Open diplomacy has its risks: playing to the crowd for PR advantage, for example. The great sensitivity of the issues discussed in the Six-Party talks with North Korea that began in 2003 probably required that they be conducted behind closed doors. Lack of a public record of these talks, however, makes it difficult to ascertain what factors led to their frequent breakdown amid mutual accusations. To what extent, for example, were some putative agreements based on pledges by other countries to help the North build nuclear power plants? Some breakthroughs seemed to result from very private bilateral talks between the US and North Korean representatives meeting on the sidelines of the talks or in other venues.

Whatever the merit of secret diplomacy in conflict situations, a clear public statement by either party that it intends to reverse the conflict spiral by a series of conciliatory gestures can break the ice and reduce distrust. Professor Charles Osgood, in his book An Alternative to War or Surrender (1962), recommended that the stronger party make such a statement and then explain that it will initiate détente with modest steps that, if reciprocated, can lead to bigger and more significant strides. My book Getting to Yes in Korea (2010) relates how the United States and China used a version of Osgood’s approach to normalize relations in 1971-1972.
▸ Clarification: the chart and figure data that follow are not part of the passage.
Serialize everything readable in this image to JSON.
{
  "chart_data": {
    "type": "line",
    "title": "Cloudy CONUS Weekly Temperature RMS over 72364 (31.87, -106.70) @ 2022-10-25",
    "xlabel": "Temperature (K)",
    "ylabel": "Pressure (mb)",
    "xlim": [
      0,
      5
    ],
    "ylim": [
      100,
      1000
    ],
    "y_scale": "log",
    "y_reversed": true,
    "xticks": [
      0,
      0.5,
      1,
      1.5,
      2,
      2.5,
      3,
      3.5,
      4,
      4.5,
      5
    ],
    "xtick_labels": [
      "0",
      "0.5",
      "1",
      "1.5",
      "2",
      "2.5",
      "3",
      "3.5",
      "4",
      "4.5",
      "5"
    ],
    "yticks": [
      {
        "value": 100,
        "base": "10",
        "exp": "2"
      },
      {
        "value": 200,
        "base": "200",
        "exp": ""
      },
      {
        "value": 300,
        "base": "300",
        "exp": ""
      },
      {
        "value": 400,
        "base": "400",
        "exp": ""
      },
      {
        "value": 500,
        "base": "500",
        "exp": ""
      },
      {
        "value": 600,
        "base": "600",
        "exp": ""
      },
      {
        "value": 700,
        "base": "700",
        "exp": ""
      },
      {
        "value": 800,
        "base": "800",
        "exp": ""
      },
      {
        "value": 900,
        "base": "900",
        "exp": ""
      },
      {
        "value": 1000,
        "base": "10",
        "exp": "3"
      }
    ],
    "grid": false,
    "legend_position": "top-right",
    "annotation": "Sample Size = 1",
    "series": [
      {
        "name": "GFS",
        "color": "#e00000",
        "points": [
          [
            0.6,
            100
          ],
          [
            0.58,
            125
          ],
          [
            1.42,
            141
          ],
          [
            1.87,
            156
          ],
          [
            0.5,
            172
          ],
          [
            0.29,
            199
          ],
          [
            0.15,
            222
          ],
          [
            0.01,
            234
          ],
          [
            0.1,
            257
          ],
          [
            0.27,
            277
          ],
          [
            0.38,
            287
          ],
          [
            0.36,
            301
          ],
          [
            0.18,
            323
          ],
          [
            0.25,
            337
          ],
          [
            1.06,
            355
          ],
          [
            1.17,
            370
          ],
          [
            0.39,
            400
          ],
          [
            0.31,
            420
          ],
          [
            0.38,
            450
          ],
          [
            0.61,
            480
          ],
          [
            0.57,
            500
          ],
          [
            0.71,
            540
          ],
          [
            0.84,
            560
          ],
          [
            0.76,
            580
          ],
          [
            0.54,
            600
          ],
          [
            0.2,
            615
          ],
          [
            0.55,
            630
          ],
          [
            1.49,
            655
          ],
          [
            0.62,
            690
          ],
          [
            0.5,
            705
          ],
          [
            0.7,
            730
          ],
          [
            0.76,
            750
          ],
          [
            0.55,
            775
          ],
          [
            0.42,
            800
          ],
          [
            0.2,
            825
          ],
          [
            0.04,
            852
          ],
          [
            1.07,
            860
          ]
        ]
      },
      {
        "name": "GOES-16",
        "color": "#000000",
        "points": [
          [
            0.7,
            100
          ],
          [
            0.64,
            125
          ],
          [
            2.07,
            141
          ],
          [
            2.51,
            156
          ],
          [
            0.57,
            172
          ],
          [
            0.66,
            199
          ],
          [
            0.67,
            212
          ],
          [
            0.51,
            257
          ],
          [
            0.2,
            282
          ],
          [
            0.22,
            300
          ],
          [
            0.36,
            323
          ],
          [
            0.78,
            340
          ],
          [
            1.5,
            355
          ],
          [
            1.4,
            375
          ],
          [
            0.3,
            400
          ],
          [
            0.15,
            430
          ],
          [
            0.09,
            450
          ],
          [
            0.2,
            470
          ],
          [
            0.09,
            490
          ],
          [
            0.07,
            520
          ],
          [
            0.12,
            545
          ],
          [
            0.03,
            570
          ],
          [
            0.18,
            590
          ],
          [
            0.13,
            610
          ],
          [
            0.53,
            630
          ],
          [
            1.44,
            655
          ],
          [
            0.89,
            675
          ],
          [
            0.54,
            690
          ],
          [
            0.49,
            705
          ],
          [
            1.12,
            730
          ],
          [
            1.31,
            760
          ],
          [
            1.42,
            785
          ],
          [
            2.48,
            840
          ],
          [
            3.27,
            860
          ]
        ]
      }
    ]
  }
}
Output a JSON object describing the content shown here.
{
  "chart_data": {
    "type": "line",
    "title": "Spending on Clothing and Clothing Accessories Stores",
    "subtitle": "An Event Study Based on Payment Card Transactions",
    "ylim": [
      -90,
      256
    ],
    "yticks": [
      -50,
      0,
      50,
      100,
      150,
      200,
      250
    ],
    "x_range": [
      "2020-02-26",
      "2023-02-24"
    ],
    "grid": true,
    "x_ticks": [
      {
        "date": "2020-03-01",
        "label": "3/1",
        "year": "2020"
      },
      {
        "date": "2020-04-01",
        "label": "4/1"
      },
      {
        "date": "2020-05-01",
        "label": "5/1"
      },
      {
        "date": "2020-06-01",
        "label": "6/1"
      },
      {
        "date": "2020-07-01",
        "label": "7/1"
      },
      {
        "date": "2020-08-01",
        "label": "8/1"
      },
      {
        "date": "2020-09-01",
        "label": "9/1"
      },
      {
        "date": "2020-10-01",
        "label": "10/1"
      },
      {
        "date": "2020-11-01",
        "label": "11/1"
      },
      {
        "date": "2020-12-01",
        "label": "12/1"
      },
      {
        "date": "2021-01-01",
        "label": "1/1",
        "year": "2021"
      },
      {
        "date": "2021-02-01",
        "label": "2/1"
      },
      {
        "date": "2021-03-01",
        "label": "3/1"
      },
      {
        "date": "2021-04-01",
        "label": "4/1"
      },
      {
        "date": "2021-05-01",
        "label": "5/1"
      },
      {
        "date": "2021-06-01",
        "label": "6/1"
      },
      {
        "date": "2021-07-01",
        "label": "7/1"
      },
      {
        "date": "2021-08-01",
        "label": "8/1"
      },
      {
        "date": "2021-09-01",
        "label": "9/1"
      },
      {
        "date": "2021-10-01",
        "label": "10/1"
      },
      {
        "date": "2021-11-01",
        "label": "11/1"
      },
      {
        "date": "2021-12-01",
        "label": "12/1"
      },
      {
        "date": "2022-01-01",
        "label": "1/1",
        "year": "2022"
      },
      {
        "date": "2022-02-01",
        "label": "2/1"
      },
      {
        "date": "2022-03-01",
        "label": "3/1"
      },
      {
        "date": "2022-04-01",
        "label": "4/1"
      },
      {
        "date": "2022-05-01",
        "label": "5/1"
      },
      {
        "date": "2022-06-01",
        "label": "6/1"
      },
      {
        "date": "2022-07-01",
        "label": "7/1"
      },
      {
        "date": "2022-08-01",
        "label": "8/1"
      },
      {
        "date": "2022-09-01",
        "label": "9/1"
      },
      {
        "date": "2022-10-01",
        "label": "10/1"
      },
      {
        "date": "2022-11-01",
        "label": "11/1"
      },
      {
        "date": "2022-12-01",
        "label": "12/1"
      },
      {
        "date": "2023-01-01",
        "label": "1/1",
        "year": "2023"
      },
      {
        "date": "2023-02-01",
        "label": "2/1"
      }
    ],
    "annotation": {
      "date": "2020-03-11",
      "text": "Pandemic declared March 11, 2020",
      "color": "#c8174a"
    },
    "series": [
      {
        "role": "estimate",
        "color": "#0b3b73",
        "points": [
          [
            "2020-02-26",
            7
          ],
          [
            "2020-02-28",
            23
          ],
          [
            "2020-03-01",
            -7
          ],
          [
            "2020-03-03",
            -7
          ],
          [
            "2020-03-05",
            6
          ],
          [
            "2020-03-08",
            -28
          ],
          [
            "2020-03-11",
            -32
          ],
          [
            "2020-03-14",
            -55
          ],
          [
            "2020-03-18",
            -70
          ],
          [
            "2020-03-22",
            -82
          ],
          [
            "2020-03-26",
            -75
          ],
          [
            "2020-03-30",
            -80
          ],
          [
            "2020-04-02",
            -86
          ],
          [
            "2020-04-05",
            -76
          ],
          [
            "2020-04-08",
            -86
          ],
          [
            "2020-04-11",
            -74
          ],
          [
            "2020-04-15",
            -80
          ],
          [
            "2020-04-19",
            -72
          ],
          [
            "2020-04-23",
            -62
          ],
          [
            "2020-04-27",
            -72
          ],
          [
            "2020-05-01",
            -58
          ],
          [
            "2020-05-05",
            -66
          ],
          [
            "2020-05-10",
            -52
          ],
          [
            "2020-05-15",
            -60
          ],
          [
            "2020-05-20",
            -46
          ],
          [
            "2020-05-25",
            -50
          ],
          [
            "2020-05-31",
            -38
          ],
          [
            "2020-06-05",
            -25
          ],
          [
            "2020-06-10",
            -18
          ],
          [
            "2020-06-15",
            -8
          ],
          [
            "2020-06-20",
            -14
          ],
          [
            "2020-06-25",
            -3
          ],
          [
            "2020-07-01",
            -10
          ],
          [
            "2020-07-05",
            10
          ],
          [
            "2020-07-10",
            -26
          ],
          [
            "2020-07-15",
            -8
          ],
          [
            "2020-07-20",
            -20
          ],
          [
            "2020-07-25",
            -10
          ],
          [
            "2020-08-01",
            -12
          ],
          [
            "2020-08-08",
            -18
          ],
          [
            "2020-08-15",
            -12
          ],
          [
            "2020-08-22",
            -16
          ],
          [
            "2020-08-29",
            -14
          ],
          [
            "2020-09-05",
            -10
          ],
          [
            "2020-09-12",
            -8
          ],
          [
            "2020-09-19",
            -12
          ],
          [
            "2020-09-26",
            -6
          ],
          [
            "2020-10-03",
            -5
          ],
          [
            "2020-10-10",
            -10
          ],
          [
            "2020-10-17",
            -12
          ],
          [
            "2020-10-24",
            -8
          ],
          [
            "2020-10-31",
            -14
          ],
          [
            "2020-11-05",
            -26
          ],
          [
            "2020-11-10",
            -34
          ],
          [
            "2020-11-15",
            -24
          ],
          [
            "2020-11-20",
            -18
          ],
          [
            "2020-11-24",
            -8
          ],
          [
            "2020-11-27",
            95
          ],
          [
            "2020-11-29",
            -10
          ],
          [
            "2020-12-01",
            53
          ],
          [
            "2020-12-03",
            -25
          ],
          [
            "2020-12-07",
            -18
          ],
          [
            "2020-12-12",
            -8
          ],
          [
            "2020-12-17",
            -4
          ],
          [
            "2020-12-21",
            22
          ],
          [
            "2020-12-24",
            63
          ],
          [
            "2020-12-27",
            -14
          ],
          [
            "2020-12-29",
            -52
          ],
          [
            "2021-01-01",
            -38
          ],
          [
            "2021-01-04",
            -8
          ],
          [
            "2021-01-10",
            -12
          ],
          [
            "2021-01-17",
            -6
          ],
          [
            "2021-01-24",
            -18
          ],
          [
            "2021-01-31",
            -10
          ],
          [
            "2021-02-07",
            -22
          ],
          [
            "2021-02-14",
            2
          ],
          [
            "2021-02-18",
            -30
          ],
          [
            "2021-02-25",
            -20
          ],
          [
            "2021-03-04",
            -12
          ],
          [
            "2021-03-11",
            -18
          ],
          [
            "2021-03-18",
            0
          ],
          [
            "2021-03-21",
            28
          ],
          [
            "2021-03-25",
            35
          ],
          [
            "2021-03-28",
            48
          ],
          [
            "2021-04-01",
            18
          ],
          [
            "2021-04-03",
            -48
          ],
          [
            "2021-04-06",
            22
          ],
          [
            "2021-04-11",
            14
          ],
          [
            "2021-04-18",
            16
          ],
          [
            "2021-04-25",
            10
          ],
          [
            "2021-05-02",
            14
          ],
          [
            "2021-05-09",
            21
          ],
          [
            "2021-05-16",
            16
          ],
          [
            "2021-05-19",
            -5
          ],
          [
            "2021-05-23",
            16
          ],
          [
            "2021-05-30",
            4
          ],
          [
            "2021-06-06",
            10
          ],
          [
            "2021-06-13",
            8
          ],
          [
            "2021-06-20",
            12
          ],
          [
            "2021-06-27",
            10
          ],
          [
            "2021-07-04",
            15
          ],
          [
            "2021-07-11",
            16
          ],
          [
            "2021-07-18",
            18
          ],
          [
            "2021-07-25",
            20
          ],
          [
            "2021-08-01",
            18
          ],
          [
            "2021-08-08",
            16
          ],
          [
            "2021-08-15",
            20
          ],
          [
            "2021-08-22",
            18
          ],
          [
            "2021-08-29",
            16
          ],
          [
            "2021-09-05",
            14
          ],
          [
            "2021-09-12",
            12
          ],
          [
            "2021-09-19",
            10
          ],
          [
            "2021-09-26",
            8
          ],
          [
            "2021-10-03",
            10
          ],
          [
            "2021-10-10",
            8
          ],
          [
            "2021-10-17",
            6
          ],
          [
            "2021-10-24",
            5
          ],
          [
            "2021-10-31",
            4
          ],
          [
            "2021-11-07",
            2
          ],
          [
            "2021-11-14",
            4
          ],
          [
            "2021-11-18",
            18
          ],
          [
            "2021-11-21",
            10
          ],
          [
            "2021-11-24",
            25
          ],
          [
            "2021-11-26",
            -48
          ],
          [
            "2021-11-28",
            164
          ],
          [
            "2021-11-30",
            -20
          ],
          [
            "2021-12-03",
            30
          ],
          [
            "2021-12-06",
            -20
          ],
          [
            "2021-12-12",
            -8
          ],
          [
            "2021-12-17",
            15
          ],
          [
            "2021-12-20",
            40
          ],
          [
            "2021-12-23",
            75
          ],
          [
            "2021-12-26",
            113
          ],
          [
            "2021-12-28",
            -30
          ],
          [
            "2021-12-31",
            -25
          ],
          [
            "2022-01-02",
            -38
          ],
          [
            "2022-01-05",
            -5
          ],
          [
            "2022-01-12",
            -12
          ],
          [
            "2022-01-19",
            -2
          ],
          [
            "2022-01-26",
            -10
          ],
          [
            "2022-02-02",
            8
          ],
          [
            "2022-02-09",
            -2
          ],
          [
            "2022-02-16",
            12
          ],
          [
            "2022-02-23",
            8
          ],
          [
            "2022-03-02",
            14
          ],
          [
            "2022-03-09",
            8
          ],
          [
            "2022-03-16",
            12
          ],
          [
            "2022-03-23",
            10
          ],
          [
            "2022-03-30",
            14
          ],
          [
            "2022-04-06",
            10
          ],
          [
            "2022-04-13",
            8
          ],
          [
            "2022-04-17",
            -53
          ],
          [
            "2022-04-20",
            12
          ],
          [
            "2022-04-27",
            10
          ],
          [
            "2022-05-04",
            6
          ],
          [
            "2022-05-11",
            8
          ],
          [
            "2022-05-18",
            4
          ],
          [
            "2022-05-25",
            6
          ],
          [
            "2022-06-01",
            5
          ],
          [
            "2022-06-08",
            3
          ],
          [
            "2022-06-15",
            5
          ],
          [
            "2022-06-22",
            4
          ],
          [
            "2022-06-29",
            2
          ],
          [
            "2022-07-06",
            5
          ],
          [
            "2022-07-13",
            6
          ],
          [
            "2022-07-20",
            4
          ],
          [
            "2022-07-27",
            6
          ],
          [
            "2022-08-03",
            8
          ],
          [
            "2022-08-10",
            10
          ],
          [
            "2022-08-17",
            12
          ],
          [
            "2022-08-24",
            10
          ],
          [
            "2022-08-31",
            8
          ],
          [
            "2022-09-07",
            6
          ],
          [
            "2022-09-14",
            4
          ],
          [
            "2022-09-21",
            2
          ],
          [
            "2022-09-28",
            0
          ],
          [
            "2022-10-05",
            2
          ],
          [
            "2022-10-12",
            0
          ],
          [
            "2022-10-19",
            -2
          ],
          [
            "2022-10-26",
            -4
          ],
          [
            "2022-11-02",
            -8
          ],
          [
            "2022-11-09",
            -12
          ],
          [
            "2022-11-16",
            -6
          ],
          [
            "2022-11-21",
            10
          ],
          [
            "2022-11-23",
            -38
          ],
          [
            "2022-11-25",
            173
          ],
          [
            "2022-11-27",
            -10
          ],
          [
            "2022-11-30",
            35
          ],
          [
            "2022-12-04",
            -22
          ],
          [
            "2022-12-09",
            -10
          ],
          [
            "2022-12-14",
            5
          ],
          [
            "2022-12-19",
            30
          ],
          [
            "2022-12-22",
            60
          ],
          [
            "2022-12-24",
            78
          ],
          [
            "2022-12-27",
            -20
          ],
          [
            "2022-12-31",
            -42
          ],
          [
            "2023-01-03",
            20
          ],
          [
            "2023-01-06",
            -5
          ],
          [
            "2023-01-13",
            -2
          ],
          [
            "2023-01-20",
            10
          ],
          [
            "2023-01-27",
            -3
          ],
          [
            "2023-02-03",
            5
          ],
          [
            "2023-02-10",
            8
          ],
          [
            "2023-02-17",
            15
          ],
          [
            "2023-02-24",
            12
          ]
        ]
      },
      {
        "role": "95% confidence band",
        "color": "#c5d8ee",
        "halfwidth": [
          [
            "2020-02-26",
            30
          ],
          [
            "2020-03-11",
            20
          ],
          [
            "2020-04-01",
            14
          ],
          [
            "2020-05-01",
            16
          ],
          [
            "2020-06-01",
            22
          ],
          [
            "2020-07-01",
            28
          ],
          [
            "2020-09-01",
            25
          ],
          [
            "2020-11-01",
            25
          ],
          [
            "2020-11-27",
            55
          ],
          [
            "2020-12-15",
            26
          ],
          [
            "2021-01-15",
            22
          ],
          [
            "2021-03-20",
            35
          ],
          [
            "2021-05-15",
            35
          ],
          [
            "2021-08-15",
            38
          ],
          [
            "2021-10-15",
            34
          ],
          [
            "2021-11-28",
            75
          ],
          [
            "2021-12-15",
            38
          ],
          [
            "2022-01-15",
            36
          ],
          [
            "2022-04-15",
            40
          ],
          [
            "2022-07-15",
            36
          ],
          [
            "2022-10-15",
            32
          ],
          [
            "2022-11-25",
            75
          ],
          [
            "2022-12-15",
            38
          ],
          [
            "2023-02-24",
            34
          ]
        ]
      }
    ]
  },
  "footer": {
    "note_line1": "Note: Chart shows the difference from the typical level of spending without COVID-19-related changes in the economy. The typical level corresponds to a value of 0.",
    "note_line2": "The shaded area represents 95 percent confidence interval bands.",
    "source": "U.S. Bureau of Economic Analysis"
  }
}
It is too early to evaluate the impact of WikiLeaks on world affairs. Probably it will prove useful to expose double-dealing and schemes to gain one-sided advantage by exploiting others’ vulnerabilities.[3] But what if the prospect of full and early revelation of diplomatic exchanges inhibits exploratory probes to test each side’s priorities and areas of possible compromise? What if this prospect discourages brainstorming to consider innovative solutions? What if it becomes a tool for misleading decision-makers about possible solutions?[4] It may be that WikiLeaks goes too far, but enlightened policy makers should welcome publication of how good decisions — and bad — came about. As Mel Gurtov pointed out in the Winter 2010 issue of Global Asia, WikiLeaks — like the Pentagon Papers — reveals the real expectations of US leaders engaged in wars they probably cannot win and that, when pursued, cost thousands of lives and billions of dollars. In common with Vietnam, Iraq and Afghanistan promise to be major failures of US policy, conceived and facilitated by premises that could not be sustained if publicly aired and debated.


Walter C. Clemens, Jr.
is Professor of Political Science, Boston University, and Associate, Harvard University Davis Center for Russian and Eurasian Studies. He wrote America and the World, 1898-2025: Achievements, Failures, Alternative Futures. He can be contacted at wclemens@bu.edu

Source: This article first appeared in Global Asia

Notes


[1] Robert D. Schulzinger, Transparency: The State Department’s Historical Advisory Committee in the Post-Cold War Era, a paper prepared for delivery at the conference The Power of Free Inquiry and Cold War International History, National Archives II, College Park, Maryland, Sept. 25, 1998. Retrieved from www.archives.gov/research/foreign-policy/cold-war/conference/schulzinger.html

[2] For a resume of Dr.Pentland’s work on this and other aspects of human dynamics, see
http://web.media.mit.edu/~sandy/

[3] Records of high-level 1970s meetings between North and South Korean intelligence and security officials, together with interpretive comments by Chinese and Soviet-bloc officials, show bad faith on all sides. Pyongyang advanced the talks to embarrass the South; the Blue House in Seoul tried to obstruct an accommodation. Beijing and Moscow secretly denounced both their ostensible client in the North and adversary in the South. See www.wilsoncenter.org/topics/pubs/New-Evidence-North-Korea-Reader.pdf

[4] WikiLeaks reports of US diplomatic cables suggest that some South Korean and some Chinese officials exaggerated, intentionally or not, Beijing’s willingness to accept reunification of both Koreas with US troops remaining below the 38th parallel.